Les sciences cognitives vont jouer le même rôle pour l’enseignant.e : lui recommander les pratiques les plus efficaces et lui donner une grille de lecture de son quotidien pour les adapter à ses élèves (« tiens, cette activité pourtant recommandée dépasse les ressources attentionnelles de mes élèves les plus faibles... je devrais l’adapter ! »).

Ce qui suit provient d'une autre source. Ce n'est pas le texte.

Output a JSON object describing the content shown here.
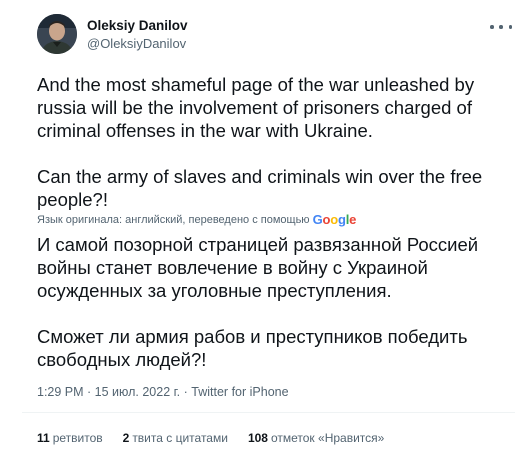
{
  "author": {
    "name": "Oleksiy Danilov",
    "handle": "@OleksiyDanilov",
    "avatar_icon": "profile-photo"
  },
  "tweet": {
    "text_en": "And the most shameful page of the war unleashed by russia will be the involvement of prisoners charged of criminal offenses in the war with Ukraine.\n\nCan the army of slaves and criminals win over the free people?!",
    "translation_note": "Язык оригинала: английский, переведено с помощью",
    "translation_provider": "Google",
    "text_ru": "И самой позорной страницей развязанной Россией войны станет вовлечение в войну с Украиной осужденных за уголовные преступления.\n\n Сможет ли армия рабов и преступников победить свободных людей?!",
    "timestamp": "1:29 PM · 15 июл. 2022 г.",
    "source": "Twitter for iPhone"
  },
  "stats": {
    "retweets_count": "11",
    "retweets_label": "ретвитов",
    "quotes_count": "2",
    "quotes_label": "твита с цитатами",
    "likes_count": "108",
    "likes_label": "отметок «Нравится»"
  },
  "colors": {
    "text": "#0f1419",
    "secondary": "#536471",
    "divider": "#eff3f4",
    "google_blue": "#4285F4",
    "google_red": "#EA4335",
    "google_yellow": "#FBBC05",
    "google_green": "#34A853"
  }
}
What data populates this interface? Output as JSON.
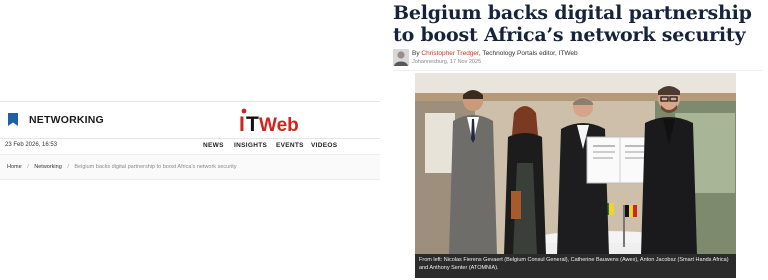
{
  "header": {
    "section_label": "NETWORKING",
    "logo_alt": "ITWeb",
    "logo_i": "I",
    "logo_t": "T",
    "logo_web": "Web"
  },
  "subnav": {
    "date": "23 Feb 2026, 16:53",
    "items": [
      "NEWS",
      "INSIGHTS",
      "EVENTS",
      "VIDEOS"
    ]
  },
  "breadcrumb": {
    "home": "Home",
    "section": "Networking",
    "separator": "/",
    "current": "Belgium backs digital partnership to boost Africa's network security"
  },
  "article": {
    "headline": "Belgium backs digital partnership to boost Africa’s network security",
    "byline_prefix": "By ",
    "author": "Christopher Tredger",
    "author_role": ", Technology Portals editor, ITWeb",
    "dateline": "Johannesburg, 17 Nov 2025",
    "caption": "From left: Nicolas Fierens Gevaert (Belgium Consul General), Catherine Bauwens (Awex), Anton Jacobsz (Smart Hands Africa) and Anthony Senter (ATOMNIA)."
  },
  "colors": {
    "headline": "#16233a",
    "author_link": "#c0392b",
    "logo_red": "#d0251d",
    "bookmark_blue": "#1f5fa8",
    "caption_bg": "#2b2b2b"
  },
  "icons": {
    "section": "bookmark-icon"
  }
}
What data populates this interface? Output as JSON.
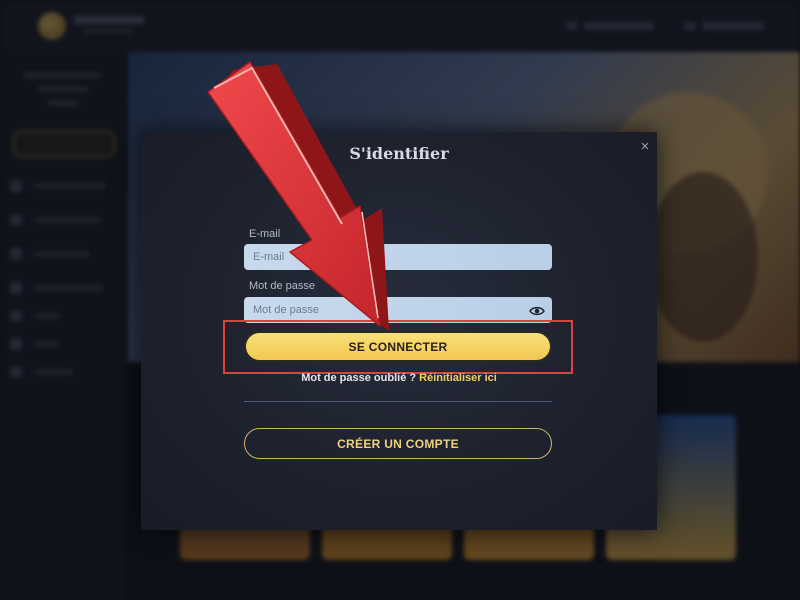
{
  "modal": {
    "title": "S'identifier",
    "close_label": "×",
    "email": {
      "label": "E-mail",
      "placeholder": "E-mail",
      "value": ""
    },
    "password": {
      "label": "Mot de passe",
      "placeholder": "Mot de passe",
      "value": ""
    },
    "login_button": "SE CONNECTER",
    "forgot_text": "Mot de passe oublié ?",
    "forgot_link": "Réinitialiser ici",
    "create_account_button": "CRÉER UN COMPTE"
  },
  "annotation": {
    "arrow_color": "#e2363a",
    "highlight_color": "#d8453e",
    "highlight_target": "SE CONNECTER"
  },
  "colors": {
    "accent_gold": "#f4d162",
    "modal_bg": "#1f2330",
    "field_bg": "#c2d5ea"
  }
}
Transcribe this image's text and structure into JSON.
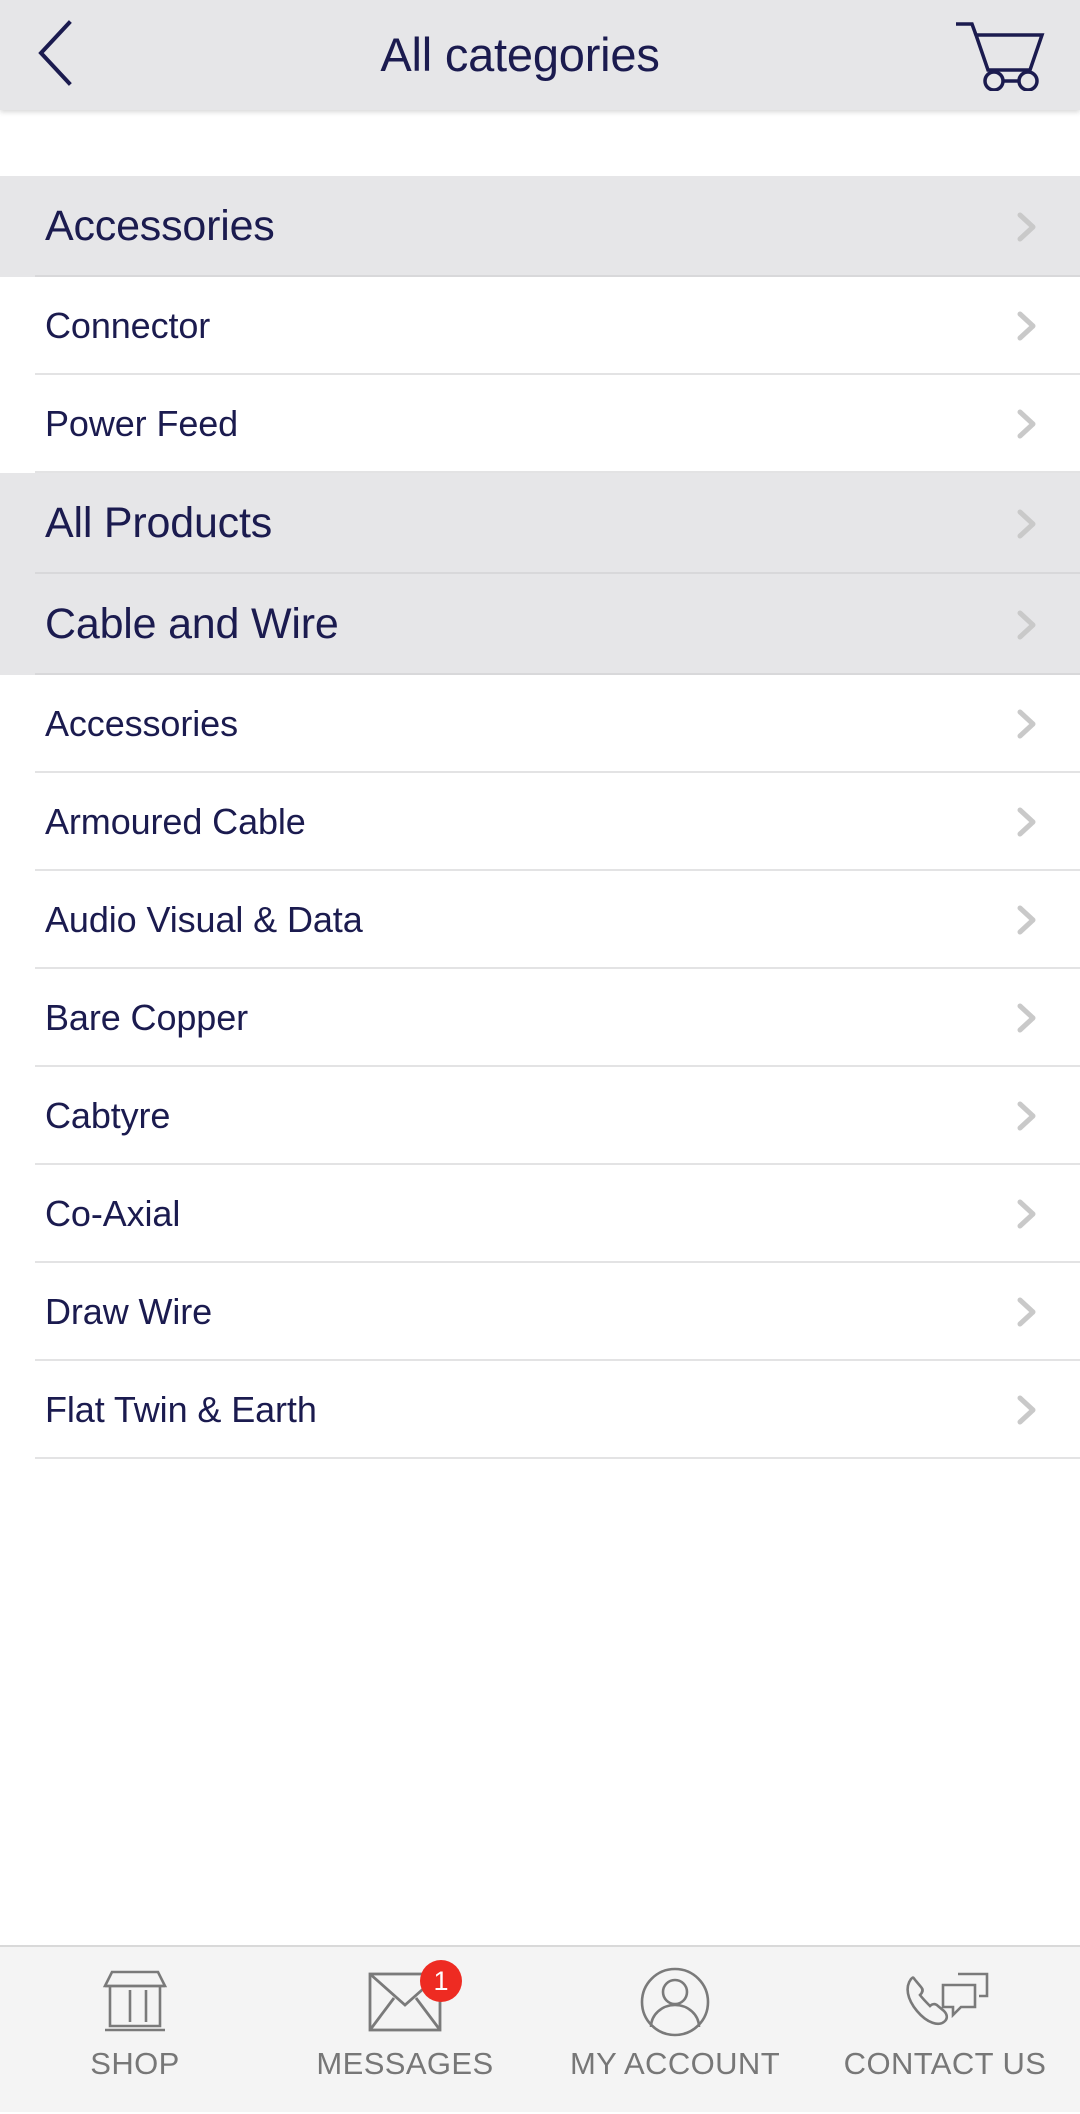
{
  "theme": {
    "header_bg": "#e6e6e8",
    "accent_navy": "#1b1b4f",
    "row_header_bg": "#e6e6e8",
    "row_bg": "#ffffff",
    "divider": "#e3e3e4",
    "chevron": "#c9c9c9",
    "tabbar_bg": "#f4f4f4",
    "tab_label": "#777777",
    "badge_red": "#ee2b22"
  },
  "header": {
    "title": "All categories",
    "back_icon": "chevron-left-icon",
    "cart_icon": "shopping-cart-icon"
  },
  "list": {
    "rows": [
      {
        "label": "Accessories",
        "type": "parent",
        "icon": "chevron-right-icon"
      },
      {
        "label": "Connector",
        "type": "child",
        "icon": "chevron-right-icon"
      },
      {
        "label": "Power Feed",
        "type": "child",
        "icon": "chevron-right-icon"
      },
      {
        "label": "All Products",
        "type": "parent",
        "icon": "chevron-right-icon"
      },
      {
        "label": "Cable and Wire",
        "type": "parent",
        "icon": "chevron-right-icon"
      },
      {
        "label": "Accessories",
        "type": "child",
        "icon": "chevron-right-icon"
      },
      {
        "label": "Armoured Cable",
        "type": "child",
        "icon": "chevron-right-icon"
      },
      {
        "label": "Audio Visual & Data",
        "type": "child",
        "icon": "chevron-right-icon"
      },
      {
        "label": "Bare Copper",
        "type": "child",
        "icon": "chevron-right-icon"
      },
      {
        "label": "Cabtyre",
        "type": "child",
        "icon": "chevron-right-icon"
      },
      {
        "label": "Co-Axial",
        "type": "child",
        "icon": "chevron-right-icon"
      },
      {
        "label": "Draw Wire",
        "type": "child",
        "icon": "chevron-right-icon"
      },
      {
        "label": "Flat Twin & Earth",
        "type": "child",
        "icon": "chevron-right-icon"
      }
    ]
  },
  "tabbar": {
    "tabs": [
      {
        "label": "SHOP",
        "icon": "storefront-icon",
        "badge": ""
      },
      {
        "label": "MESSAGES",
        "icon": "envelope-icon",
        "badge": "1"
      },
      {
        "label": "MY ACCOUNT",
        "icon": "person-circle-icon",
        "badge": ""
      },
      {
        "label": "CONTACT US",
        "icon": "phone-chat-icon",
        "badge": ""
      }
    ]
  }
}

Comme en médecine, ces recommandations proviennent d’études scientifiques : les pratiques recommandées ont été testées directement en classe et comparées les unes aux autres. Très concrètement, il a par exemple été montré que les pédagogies par pure découverte, où l’élève doit construire lui-même son savoir, sont moins efficaces, spécialement pour les élèves en difficulté, que les pédagogies plus guidées. L’enseignant peut ainsi savoir que toutes choses égales par ailleurs, mieux vaut donc privilégier ces dernières. Pour autant, cela ne veut pas dire qu’il faille jeter les pédagogies par découverte à la poubelle. Si l’enseignant pense qu’elles ont un avantage dans une situation donnée (élèves avec une très faible confiance en eux, envie de transmettre le processus de la découverte scientifique), les sciences cognitives lui donnent une compréhension fine du fonctionnement de l’attention, de la mémoire pour pouvoir adapter cette pratique et la rendre efficace.

En l’occurrence, le problème des pédagogies par découverte est qu’elles demandent à l’élève de faire trop de choses en même temps : se concentrer sur les notions à savoir, mais aussi s’organiser à court et long terme, se donner des objectifs, superviser l’efficacité d’un processus qu’il ou elle ne connaît pas, etc. Il suffit donc de renforcer le guidage apporté par l’enseignant.e, d’expliciter les objectifs sous-jacents au lieu de les faire deviner pour améliorer leur efficacité.

On parle de pratiques pédagogiques, mais cela concerne même l’organisation de l’école. Il a été montré que l’adolescence et ses bouleversements hormonaux décalent le cycle de sommeil : un.e adolescent.e a besoin de se lever plus tard et de se coucher plus tard. Des études montrent que, quand le collège ou le lycée décale les emplois du temps d’une heure ou d’une demi-heure, les élèves de cet âge dorment mieux et apprennent mieux. Enfin, d’autres études concernent des problématiques plus « sociales » : impact des environnements familiaux sur les ressources cognitives, renforcement des apprentissages chez les élèves les plus en difficulté..."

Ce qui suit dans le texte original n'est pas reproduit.